Ne kadar birbirine benziyor değil mi olan biten?
Tarihin bu kadar sık aralıklarla tekerrür etmesine ne demek lazım?
Ülke ekonomik olarak baş aşağı giderken, oylar yokuş aşağı inerken birden bire abuk subuk bir tartışmanın içine girilmesi.
Zamlar, artan vergiler, kapanan dükkanlar, intihar eden insanlar, çöplerden beslenmeye çalışanlar, işsiz kalanlar veya işsiz bile kalamayan, aylık 1170 liraya geçinmeye çalışanlar.

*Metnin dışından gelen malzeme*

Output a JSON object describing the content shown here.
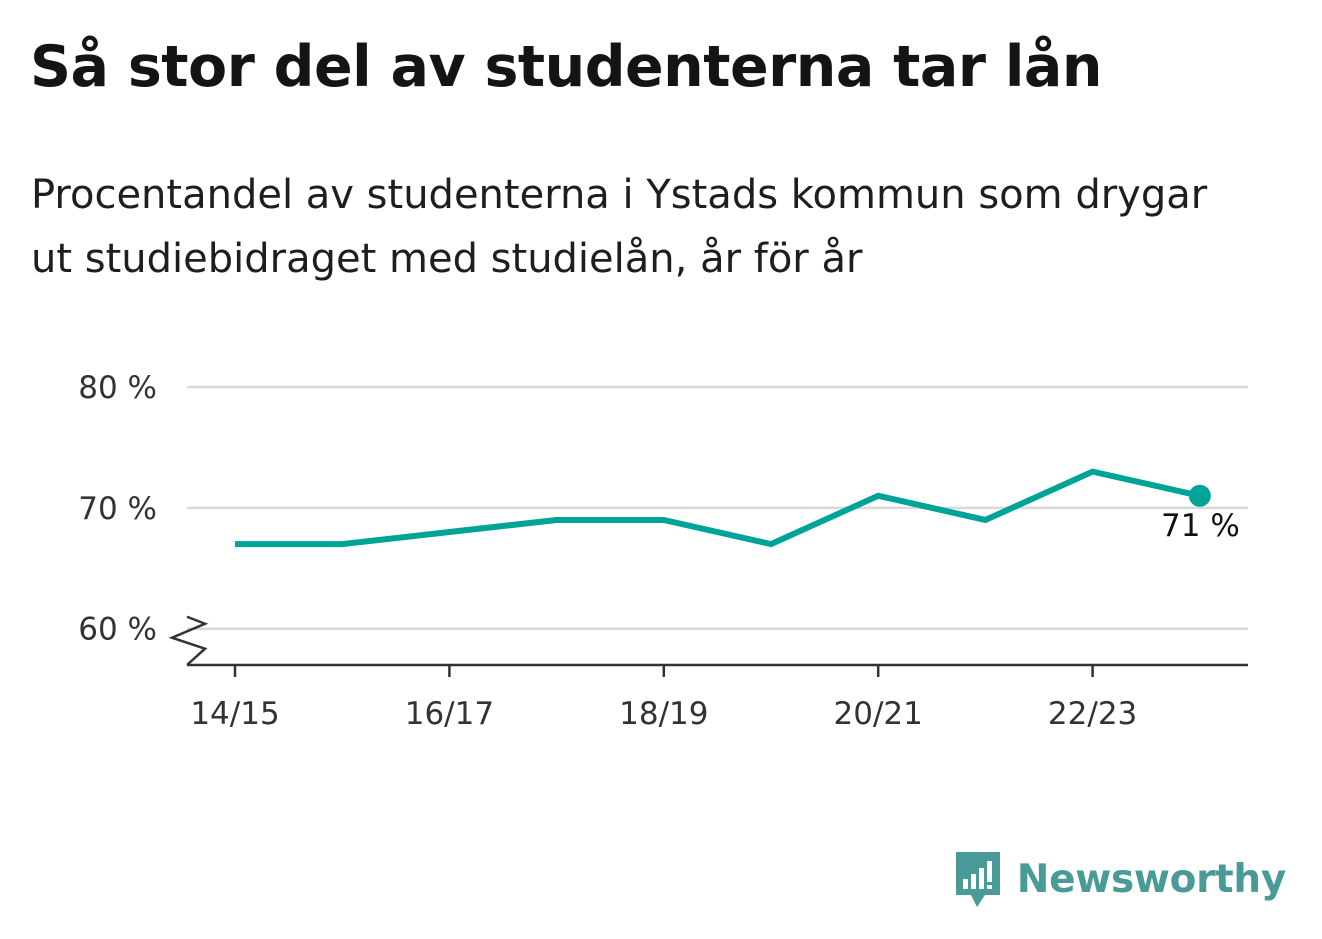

Sokakta sadece bu konuşuluyor.
Sosyal medyada hep bu konular tartışılıyor.
Haber bültenlerinden çok izlenen sokak röportajlarında konuşulan tek mevzu açlık.

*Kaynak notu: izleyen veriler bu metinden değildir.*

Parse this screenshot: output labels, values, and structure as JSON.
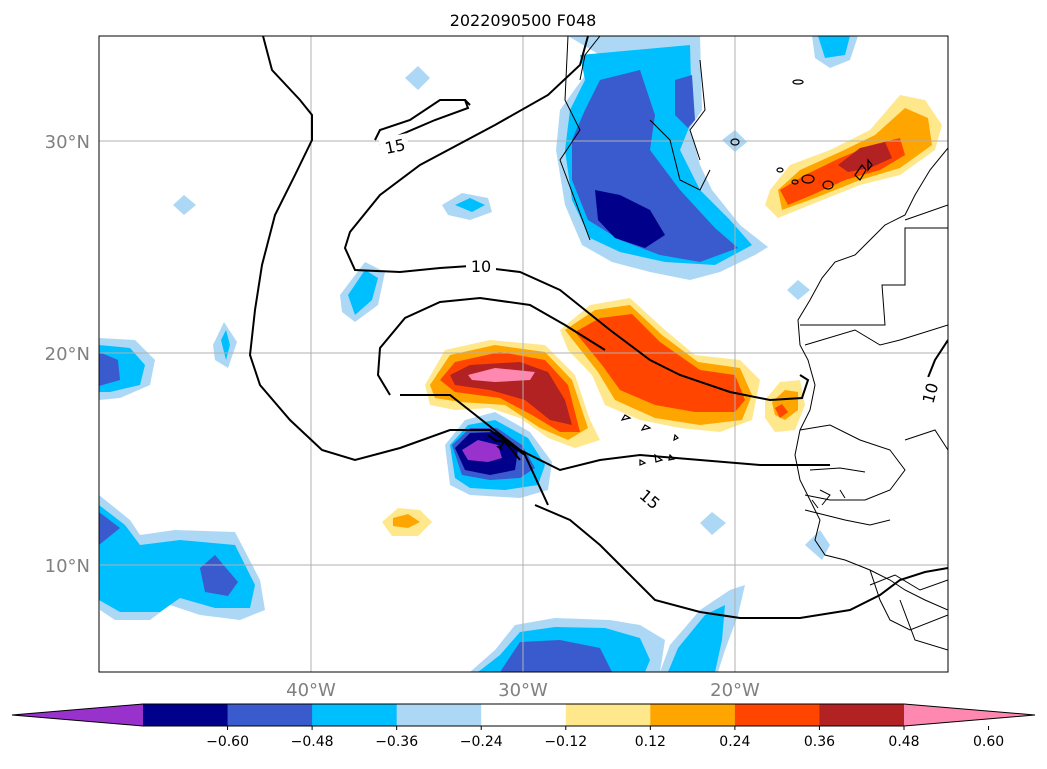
{
  "title": "2022090500 F048",
  "lat_labels": [
    "30°N",
    "20°N",
    "10°N"
  ],
  "lon_labels": [
    "40°W",
    "30°W",
    "20°W"
  ],
  "contour_labels": [
    "15",
    "10",
    "15",
    "10",
    "-1"
  ],
  "colorbar": {
    "ticks": [
      "−0.60",
      "−0.48",
      "−0.36",
      "−0.24",
      "−0.12",
      "0.12",
      "0.24",
      "0.36",
      "0.48",
      "0.60"
    ],
    "colors": [
      "#9932cc",
      "#00008b",
      "#3a5bcd",
      "#00bfff",
      "#add8f5",
      "#ffffff",
      "#ffe88c",
      "#ffa500",
      "#ff4500",
      "#b22222",
      "#ff88b0"
    ],
    "extend": "both"
  },
  "colors": {
    "grid": "#b0b0b0",
    "coast": "#000000",
    "contour": "#000000",
    "label": "#808080"
  }
}
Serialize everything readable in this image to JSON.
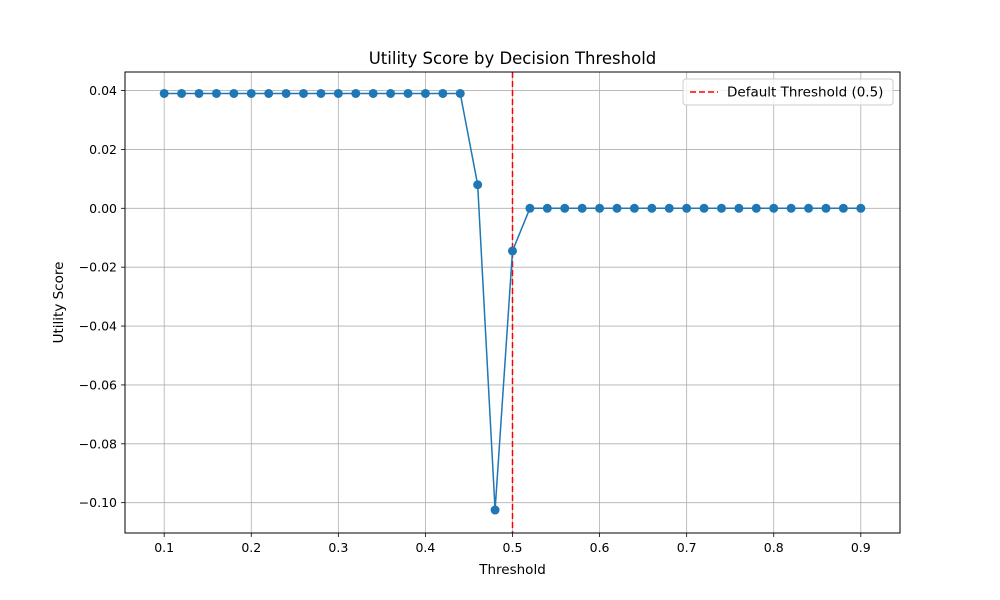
{
  "chart_data": {
    "type": "line",
    "title": "Utility Score by Decision Threshold",
    "xlabel": "Threshold",
    "ylabel": "Utility Score",
    "xlim": [
      0.055,
      0.945
    ],
    "ylim": [
      -0.1103,
      0.0463
    ],
    "xticks": [
      0.1,
      0.2,
      0.3,
      0.4,
      0.5,
      0.6,
      0.7,
      0.8,
      0.9
    ],
    "xtick_labels": [
      "0.1",
      "0.2",
      "0.3",
      "0.4",
      "0.5",
      "0.6",
      "0.7",
      "0.8",
      "0.9"
    ],
    "yticks": [
      0.04,
      0.02,
      0.0,
      -0.02,
      -0.04,
      -0.06,
      -0.08,
      -0.1
    ],
    "ytick_labels": [
      "0.04",
      "0.02",
      "0.00",
      "−0.02",
      "−0.04",
      "−0.06",
      "−0.08",
      "−0.10"
    ],
    "grid": true,
    "series": [
      {
        "color": "#1f77b4",
        "marker": "circle",
        "x": [
          0.1,
          0.12,
          0.14,
          0.16,
          0.18,
          0.2,
          0.22,
          0.24,
          0.26,
          0.28,
          0.3,
          0.32,
          0.34,
          0.36,
          0.38,
          0.4,
          0.42,
          0.44,
          0.46,
          0.48,
          0.5,
          0.52,
          0.54,
          0.56,
          0.58,
          0.6,
          0.62,
          0.64,
          0.66,
          0.68,
          0.7,
          0.72,
          0.74,
          0.76,
          0.78,
          0.8,
          0.82,
          0.84,
          0.86,
          0.88,
          0.9
        ],
        "y": [
          0.039,
          0.039,
          0.039,
          0.039,
          0.039,
          0.039,
          0.039,
          0.039,
          0.039,
          0.039,
          0.039,
          0.039,
          0.039,
          0.039,
          0.039,
          0.039,
          0.039,
          0.039,
          0.008,
          -0.1025,
          -0.0145,
          0,
          0,
          0,
          0,
          0,
          0,
          0,
          0,
          0,
          0,
          0,
          0,
          0,
          0,
          0,
          0,
          0,
          0,
          0,
          0
        ]
      }
    ],
    "reference_line": {
      "orientation": "vertical",
      "x": 0.5,
      "color": "#ff0000",
      "style": "dashed",
      "label": "Default Threshold (0.5)"
    },
    "legend": {
      "placement": "top-right"
    }
  }
}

Ve hal böyleyken iktidarda tam tersi bir tutum.
Açlık yok, kuru ekmek yiyebiliyorlarsa o zaman aç değiller, yoksulluğu bitirdik, kapanan dükkân yok…
Bu insanların öfkesini daha da çok arttırıyor.
Oylar hâlâ düşüyor.
O zaman ne yapmalı?
Gündemi değiştirmeli.
Mesela “dini hassasiyet” bulsak bir tane, onun üzerine gitsek?
Ve tesadüfe bakın ki haftalardır devam eden Boğaziçi protestolarında birden bire böyle bir resim bulunuyor.
Kabe’den pasta yapılmasını, kesilmesini ve yenmesini hiç kafalarına takmayanlar bir anda aslan kesiliyorlar.
Öğrenciler hedef gösteriliyor.
Kesinlikle amacı kışkırtmak olan müdahaleler yapılıyor.
Yıllarca okuyup üniversite sınavına hazırlanan ve ülkenin en zor kazanılan üniversitesini kazanıp okuyan çocuklara “Aşağı bakın, bir arada yürümeyin” demek ne demek?
Bu kadar cahillik olur mu?
Bence olmaz.
Bilerek yapılıyor.
İsteniyor ki kimse önüne bakmasın. İp hep birilerinin elinde olsun, o ipi nereye çekerse o tarafa gidilsin.
Olmaz kardeşim öyle.
İpin birinin elinde olursa eninde sonunda takıp düşersin.
Sen düşersin, ipi tutan yürüyüp gider.
Sen yukarı bakacaksın, aşını dik tutacaksın ki ileriyi, geleceği görebilesin.